Grey water pipes will often have built in traps, these trap areas tilt up or flatten out, usually in fairly easily accessible areas. Traps give plumbers access to the inside of the pipe for easy examination or unblocking in the event of a problem. This could be to retrieve a wedding band or another small but precious item that occasionally vanishes down the drain.
Black water pipes tend to be larger and do not have any traps. Most toilets do have an S-bend at the top of the pipe to ensure that a small reservoir of water is left in the bowl to help with the flushing and cleaning process. After the gush of water provided when the flush is depressed the toilet relies on gravity to sweep the waste away from the home.
Pipes from household drains flow into the sewers, which are usually found under the middle of the street. These sewer pipes join up to larger pipes, slowly working their way to the water treatment plant along a central drainage network. Thus completing the disposal of our waste water, be it from grey or black water.
It is customary for grey water to be purified, cleansed, and recycled back into the water system as it can easily be made safe for use once again and minimises wastage. Black water on the other hand is contained and disposed of.

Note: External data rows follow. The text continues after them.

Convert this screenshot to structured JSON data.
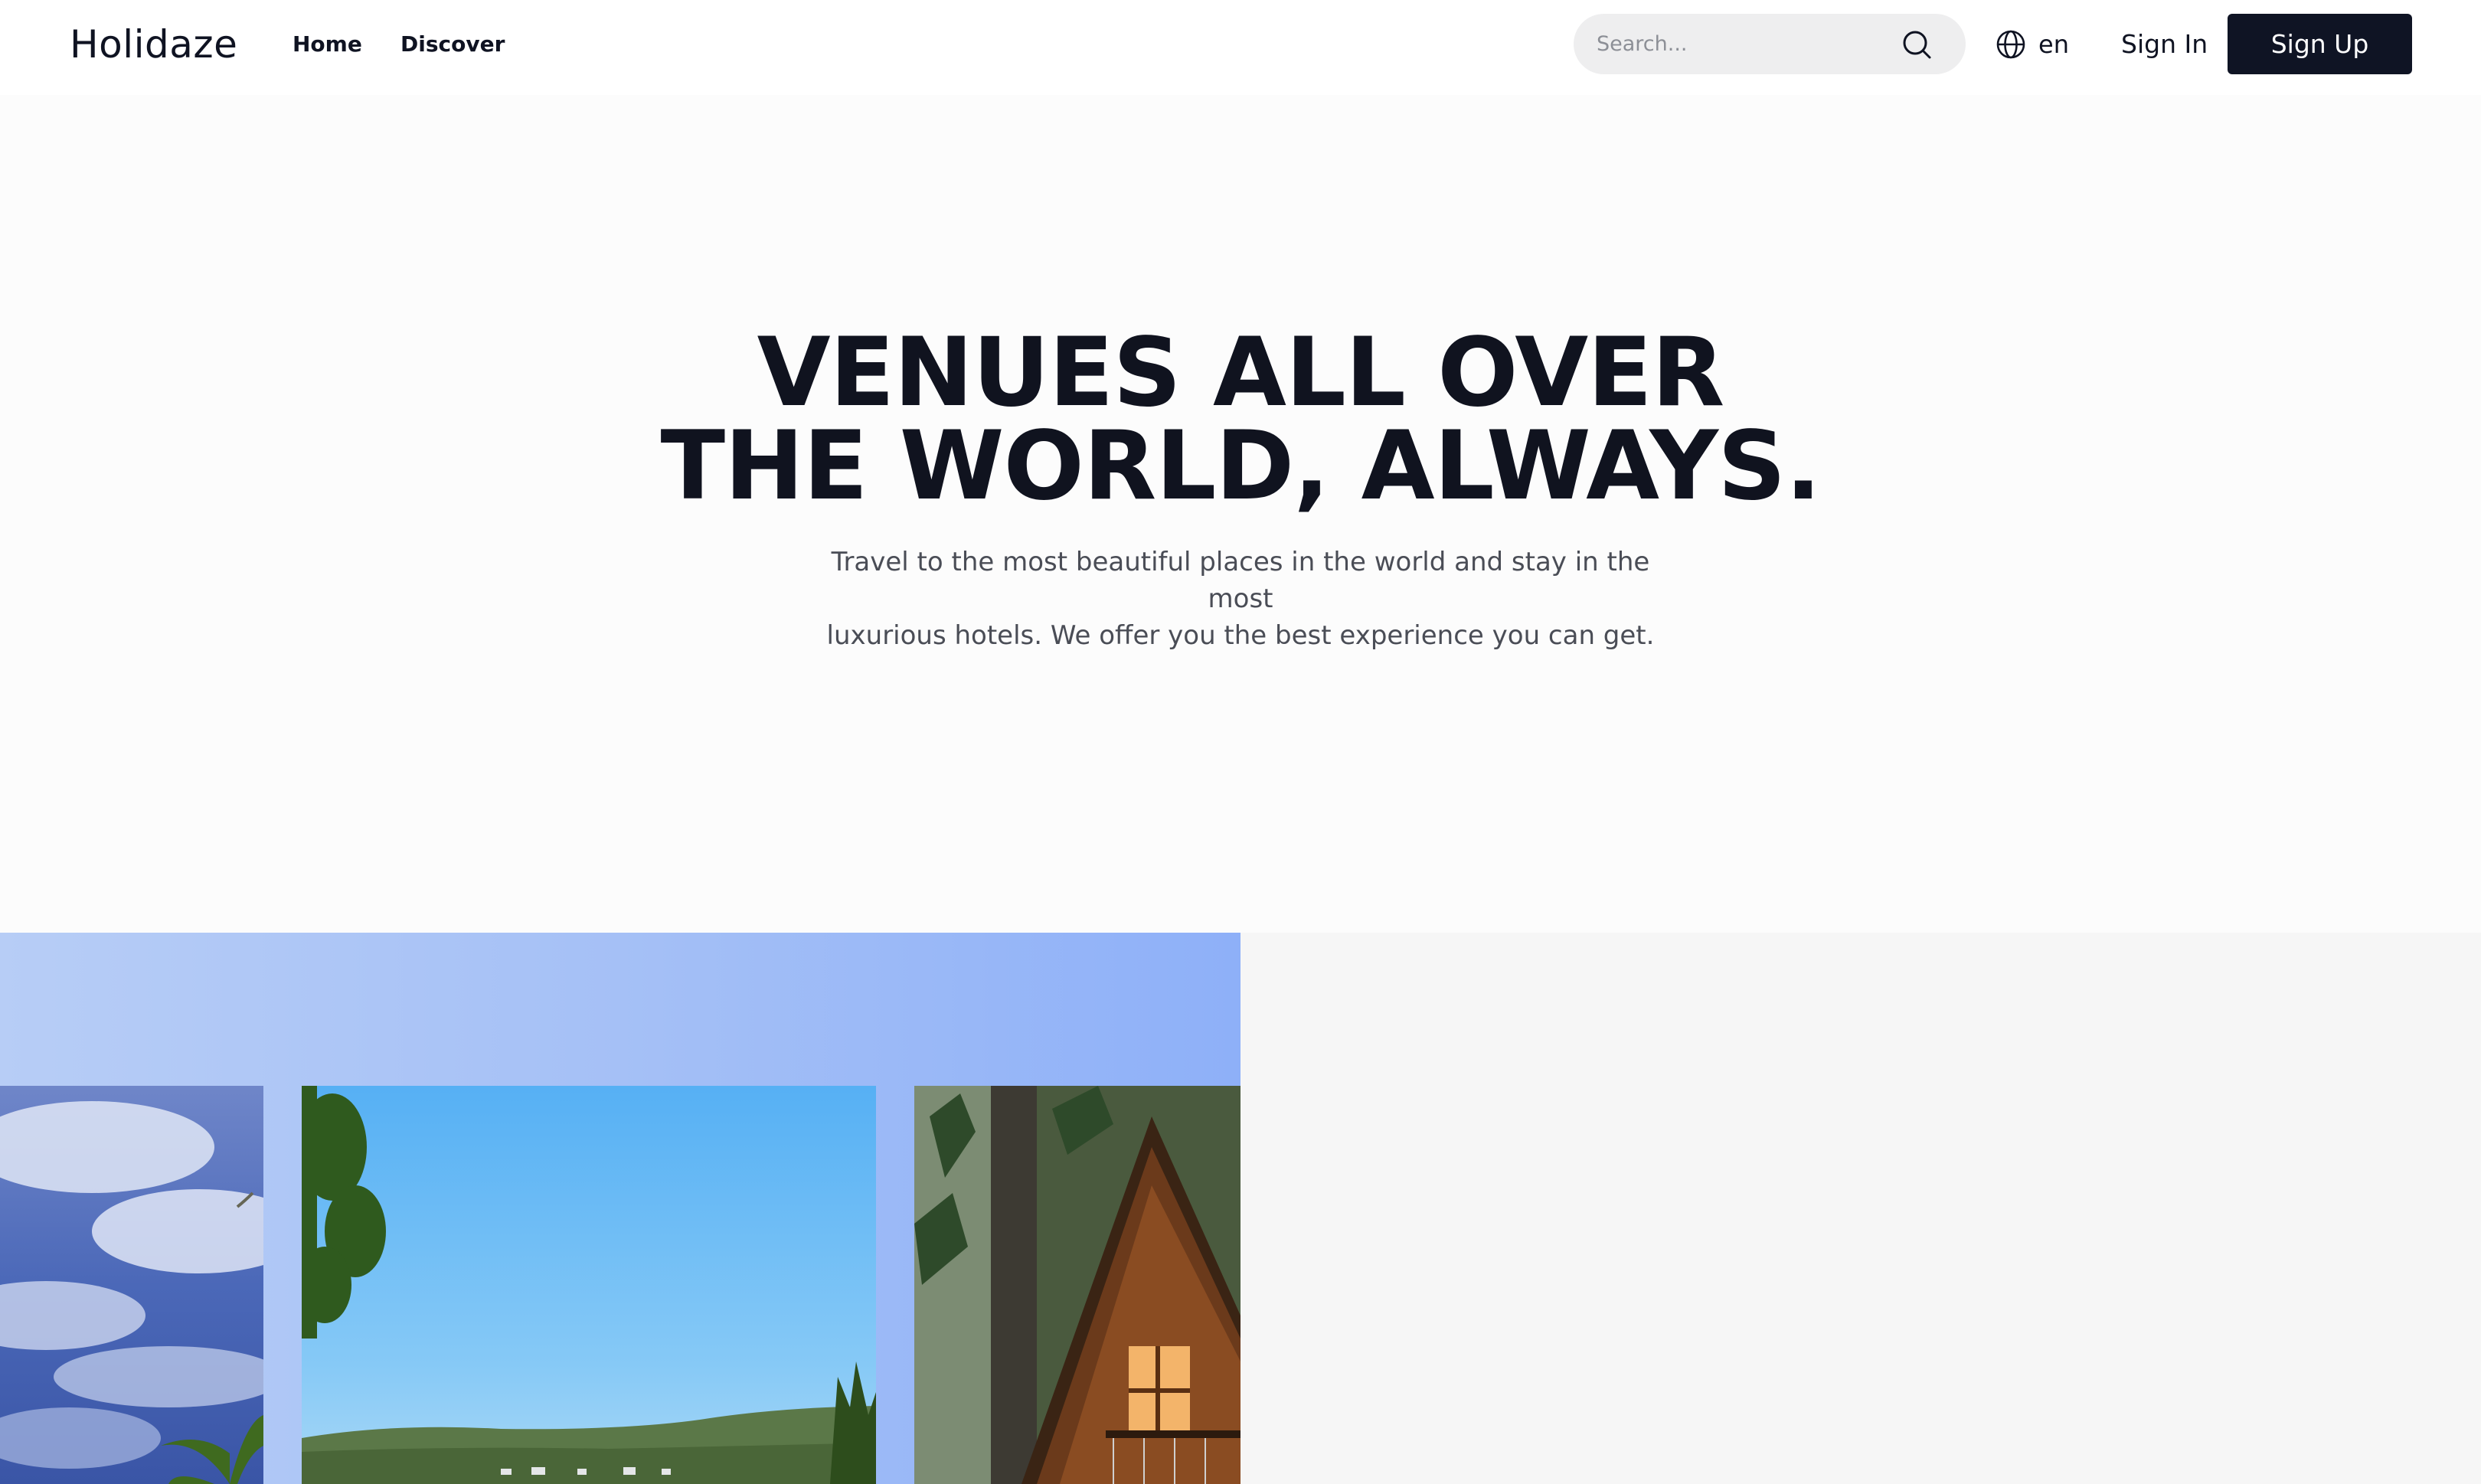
{
  "header": {
    "logo": "Holidaze",
    "nav": {
      "home": "Home",
      "discover": "Discover"
    },
    "search": {
      "placeholder": "Search...",
      "icon": "search-icon"
    },
    "language": {
      "label": "en",
      "icon": "globe-icon"
    },
    "sign_in": "Sign In",
    "sign_up": "Sign Up"
  },
  "hero": {
    "title_line1": "VENUES ALL OVER",
    "title_line2": "THE WORLD, ALWAYS.",
    "subtitle_line1": "Travel to the most beautiful places in the world and stay in the most",
    "subtitle_line2": "luxurious hotels. We offer you the best experience you can get."
  },
  "gallery": {
    "photos": [
      "tropical-sky-photo",
      "lakeside-town-photo",
      "forest-cabin-photo"
    ]
  },
  "colors": {
    "brand_dark": "#0f1424",
    "hero_background": "#fcfcfc",
    "search_background": "#eeeeef",
    "gallery_gradient_start": "#b7cdf6",
    "gallery_gradient_end": "#8eb0f8"
  }
}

Most of the dirty water, whether black or grey, begins by sitting for long periods of time in still pools, which allows heavy contaminants to fall to the bottom, while lighter substances like soap scum rise to the top.
After this initial separation process the grey water is repeatedly filtered, purified, and cleaned before being reintroduced to the domestic water cycle. The black water stands to remove the solid waste, which is processed and disposed of, while the liquid remnants are further cleaned, before the water is discarded safely.
There is a massive network of pipes and drains safely removing waste water from our homes and carrying it through the towns and cities to treatment plants. It is something of an indication of just how efficiently the system works that most of us never think about what happens to domestic water once we have finished with it.